Hyaloidal contraction was identified on SD OCT as a hyperreflective layer that was evident slightly anterior to or confluent with the vitreoretinal interface on single line scans or a 3-dimensional hyperreflective sheet anterior to the retinal surface on 3-dimensional volume reconstruction. The identification of hyaloidal contraction was most evident on 3-dimensional reconstructions of the volume scan. Epiretinal membranes were identified as a hyperreflective feature located at the vitreoretinal interface and were most evident on individual line scans. Figures 1, 2, 3, and 4 illustrate these findings. Measurements of central subfield thickness and retinal volume also were obtained from the automated algorithms provided on the Cirrus device.
For statistical analysis, Snellen visual acuity was converted to a logarithmic scale (logarithm of the minimal angle of resolution) for each examination. Baseline examination was defined as the examination immediately before transpupillary thermotherapy therapy was instituted. The primary outcome was improvement of visual acuity. The secondary outcome was anatomic resolution of hyaloidal contraction by SD OCT. Statistical significance was determined using the paired Student t test where indicated.

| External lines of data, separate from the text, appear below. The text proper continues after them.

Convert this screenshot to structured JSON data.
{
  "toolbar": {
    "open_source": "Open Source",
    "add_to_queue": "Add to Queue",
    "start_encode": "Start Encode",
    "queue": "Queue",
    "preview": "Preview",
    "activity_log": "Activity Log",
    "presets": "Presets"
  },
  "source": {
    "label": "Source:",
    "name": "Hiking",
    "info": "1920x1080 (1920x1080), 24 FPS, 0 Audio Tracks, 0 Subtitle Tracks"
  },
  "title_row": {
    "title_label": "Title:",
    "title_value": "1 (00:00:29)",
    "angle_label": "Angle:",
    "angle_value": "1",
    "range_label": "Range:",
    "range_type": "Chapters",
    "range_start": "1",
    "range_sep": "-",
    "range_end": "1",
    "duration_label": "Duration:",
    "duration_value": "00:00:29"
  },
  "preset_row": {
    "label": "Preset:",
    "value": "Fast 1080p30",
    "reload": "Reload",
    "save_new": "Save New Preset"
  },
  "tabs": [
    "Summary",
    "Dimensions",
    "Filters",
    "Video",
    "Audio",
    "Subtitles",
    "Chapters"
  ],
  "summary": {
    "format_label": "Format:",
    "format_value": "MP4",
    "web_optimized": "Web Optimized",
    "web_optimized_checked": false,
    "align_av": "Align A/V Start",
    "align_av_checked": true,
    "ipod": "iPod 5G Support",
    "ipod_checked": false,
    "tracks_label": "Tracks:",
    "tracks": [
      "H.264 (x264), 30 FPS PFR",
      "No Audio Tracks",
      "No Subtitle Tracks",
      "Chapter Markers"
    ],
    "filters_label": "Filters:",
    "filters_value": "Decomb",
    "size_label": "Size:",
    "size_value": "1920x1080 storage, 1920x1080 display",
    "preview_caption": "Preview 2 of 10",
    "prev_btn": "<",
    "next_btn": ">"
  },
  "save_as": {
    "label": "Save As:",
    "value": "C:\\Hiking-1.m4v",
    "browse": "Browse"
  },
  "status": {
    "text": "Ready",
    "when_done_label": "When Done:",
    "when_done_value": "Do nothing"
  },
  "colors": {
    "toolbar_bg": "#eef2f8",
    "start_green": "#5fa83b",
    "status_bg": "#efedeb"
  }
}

A total of 11 patients with small choroidal melanoma who had undergone transpupillary thermotherapy were identified in the database. Five of these 11 patients had posterior vitreous detachment at the time of transpupillary thermotherapy treatment and therefore were excluded from the results because there was no possibility of vitreomacular traction formation. The results of the remaining 6 patients without posterior vitreous detachment are reported here. All 6 of the patients without posterior vitreous detachment demonstrated vitreomacular traction after transpupillary thermotherapy. The Table summarizes the patient data. The mean patient age was 64 ± 9 years (range, 45 to 75 years). All choroidal lesions treated with transpupillary thermotherapy were located posterior to the equator. Of the 6 patients in the cohort, none (0%) had clinically evident or symptomatic vitreomacular traction before transpupillary thermotherapy. All patients (100%) demonstrated clinically significant vitreomacular traction resulting from posterior hyaloidal contraction after transpupillary thermotherapy. The etiology of visual loss was posterior hyaloidal contraction resulting in vitreomacular traction between 4 and 51 months after transpupillary thermotherapy treatment. Clinical examination in these patients demonstrated vitreous condensation overlying parts or all of the transpupillary thermotherapy lesion and extending toward the macular region. Figures 1, 2, 3, 4, and 5 illustrate 3 clinical examples of the vitreomacular traction resulting from hyaloidal contraction. Fluorescein angiography confirmed normal macular perfusion in all patients after transpupillary thermotherapy.